We’ve travelled by water many times already on this trip, but this one was particularly bad. It may have been the semi-sunstroke acquired on yet another deceptively hot and overcast Vietnamese day yesterday, but it was more likely sitting in a hot ferry on a seat facing sideways with intermittent air conditioning. Buffeted by huge waves and a wash that came up to the windows, we regularly lost our seat as we bounced over the peaks and bumped into the troughs. Looking back from the front of the vessel where we were precariously perched, the view was like watching 90 souls clattering around an old wooden rollercoaster, on a ride designed for 75. (Was there ever any doubt it would be over-capacity?)

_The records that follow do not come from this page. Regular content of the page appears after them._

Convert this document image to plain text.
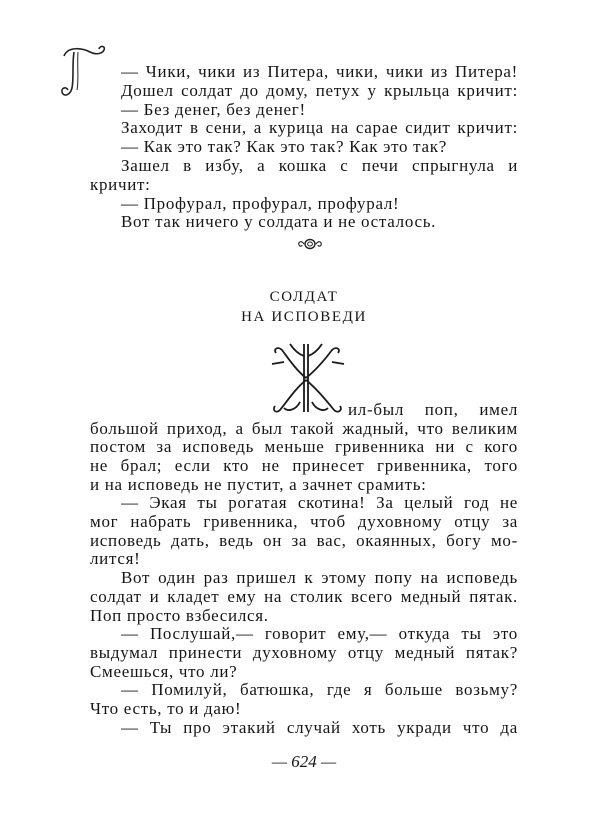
— Чики, чики из Питера, чики, чики из Питера!
Дошел солдат до дому, петух у крыльца кричит:
— Без денег, без денег!
Заходит в сени, а курица на сарае сидит кричит:
— Как это так? Как это так? Как это так?
Зашел в избу, а кошка с печи спрыгнула и
кричит:
— Профурал, профурал, профурал!
Вот так ничего у солдата и не осталось.
СОЛДАТ
НА ИСПОВЕДИ
ил-был поп, имел
большой приход, а был такой жадный, что великим
постом за исповедь меньше гривенника ни с кого
не брал; если кто не принесет гривенника, того
и на исповедь не пустит, а зачнет срамить:
— Экая ты рогатая скотина! За целый год не
мог набрать гривенника, чтоб духовному отцу за
исповедь дать, ведь он за вас, окаянных, богу мо-
лится!
Вот один раз пришел к этому попу на исповедь
солдат и кладет ему на столик всего медный пятак.
Поп просто взбесился.
— Послушай,— говорит ему,— откуда ты это
выдумал принести духовному отцу медный пятак?
Смеешься, что ли?
— Помилуй, батюшка, где я больше возьму?
Что есть, то и даю!
— Ты про этакий случай хоть укради что да
— 624 —
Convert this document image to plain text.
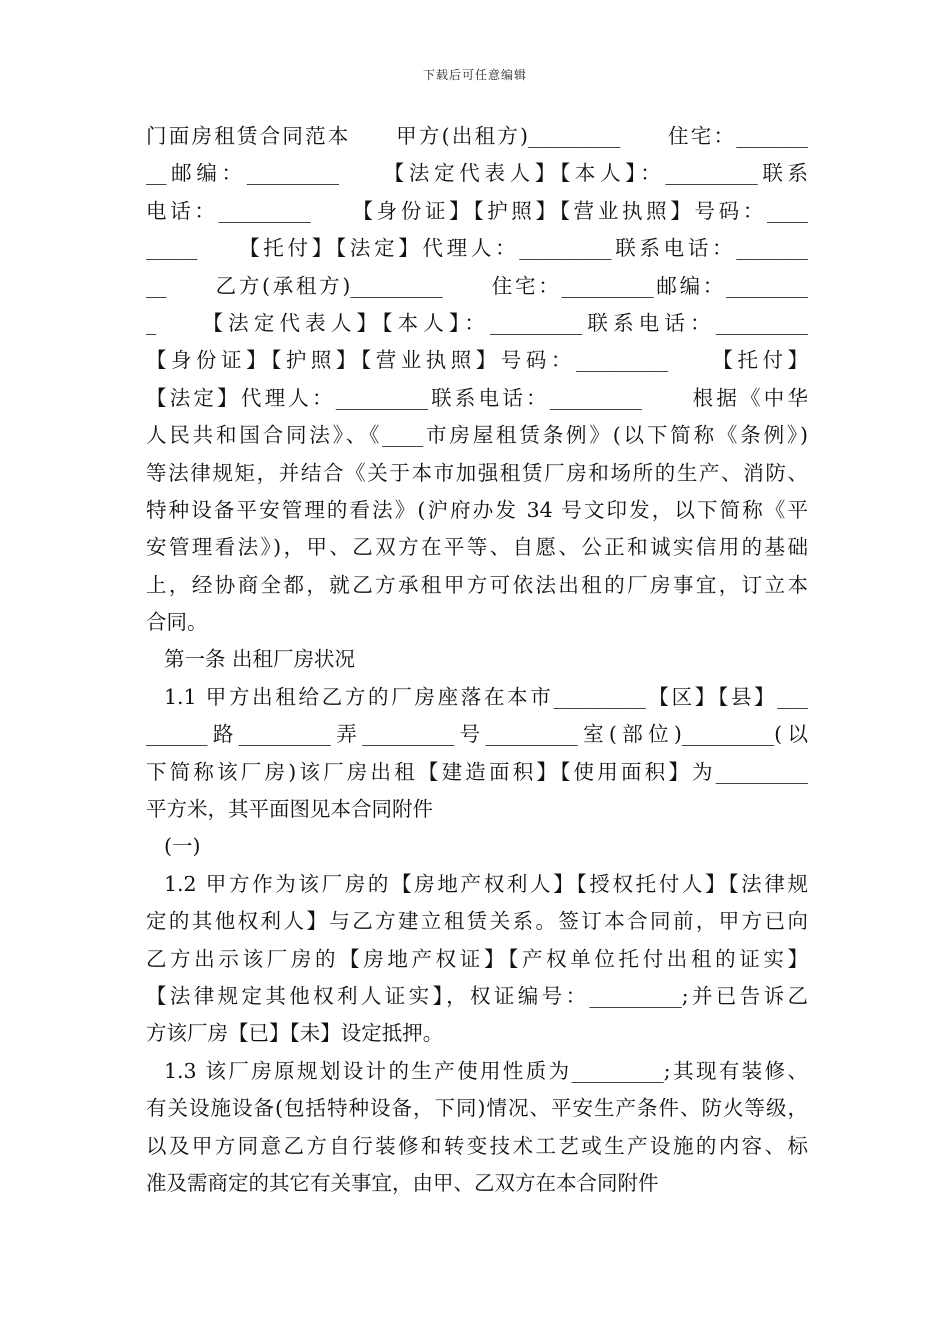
下载后可任意编辑
门面房租赁合同范本　　甲方(出租方)_________　　住宅：_______
__邮编：_________　　【法定代表人】【本人】：_________联系
电话：_________　　【身份证】【护照】【营业执照】号码：____
_____　　【托付】【法定】代理人：_________联系电话：_______
__　　乙方(承租方)_________　　住宅：_________邮编：________
_　　【法定代表人】【本人】：_________联系电话：_________
【身份证】【护照】【营业执照】号码：_________　　【托付】
【法定】代理人：_________联系电话：_________　　根据《中华
人民共和国合同法》、《____市房屋租赁条例》(以下简称《条例》)
等法律规矩，并结合《关于本市加强租赁厂房和场所的生产、消防、
特种设备平安管理的看法》(沪府办发 34 号文印发，以下简称《平
安管理看法》)，甲、乙双方在平等、自愿、公正和诚实信用的基础
上，经协商全都，就乙方承租甲方可依法出租的厂房事宜，订立本
合同。
第一条 出租厂房状况
1.1 甲方出租给乙方的厂房座落在本市_________【区】【县】___
______路_________弄_________号_________室(部位)_________(以
下简称该厂房)该厂房出租【建造面积】【使用面积】为_________
平方米，其平面图见本合同附件
(一)
1.2 甲方作为该厂房的【房地产权利人】【授权托付人】【法律规
定的其他权利人】与乙方建立租赁关系。签订本合同前，甲方已向
乙方出示该厂房的【房地产权证】【产权单位托付出租的证实】
【法律规定其他权利人证实】，权证编号：_________;并已告诉乙
方该厂房【已】【未】设定抵押。
1.3 该厂房原规划设计的生产使用性质为_________;其现有装修、
有关设施设备(包括特种设备，下同)情况、平安生产条件、防火等级，
以及甲方同意乙方自行装修和转变技术工艺或生产设施的内容、标
准及需商定的其它有关事宜，由甲、乙双方在本合同附件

In terms of nausea, I had thought nothing was worse than being sea-sick and vomiting, but I was wrong. Sea-sickness where a period of unexpected calm every few minutes brings you back from the brink ensures you continue to feel clammy, with a mouth like bile, without the sweet and sour relief of evacuating your stomach. Disaster was only averted when I was able to swap seats with Emily Benjamin, who owing to a Vietnamese woman taking one of our allocated seats, was sitting on the Captain’s bench facing forward. The sight of the horizon and the warning before precipitous drops steadied my stomach enough that I was able to make the rest of the journey with nothing more uncomfortable than a sweat-sodden t-shirt.
After one false dawn where we sighted land and then continued forlornly past it, we arrived on dry land in Ha Tien just shy of two hours after departure. The border crossing into Cambodia follows and then a short bus ride to Kep, a small French colonial beach side town, where we can sit and watch the water, without angering it.
The next day we go to Rabbit Island. Mode of transport – fishing boat. I wonder if we can find a bus to take us there instead?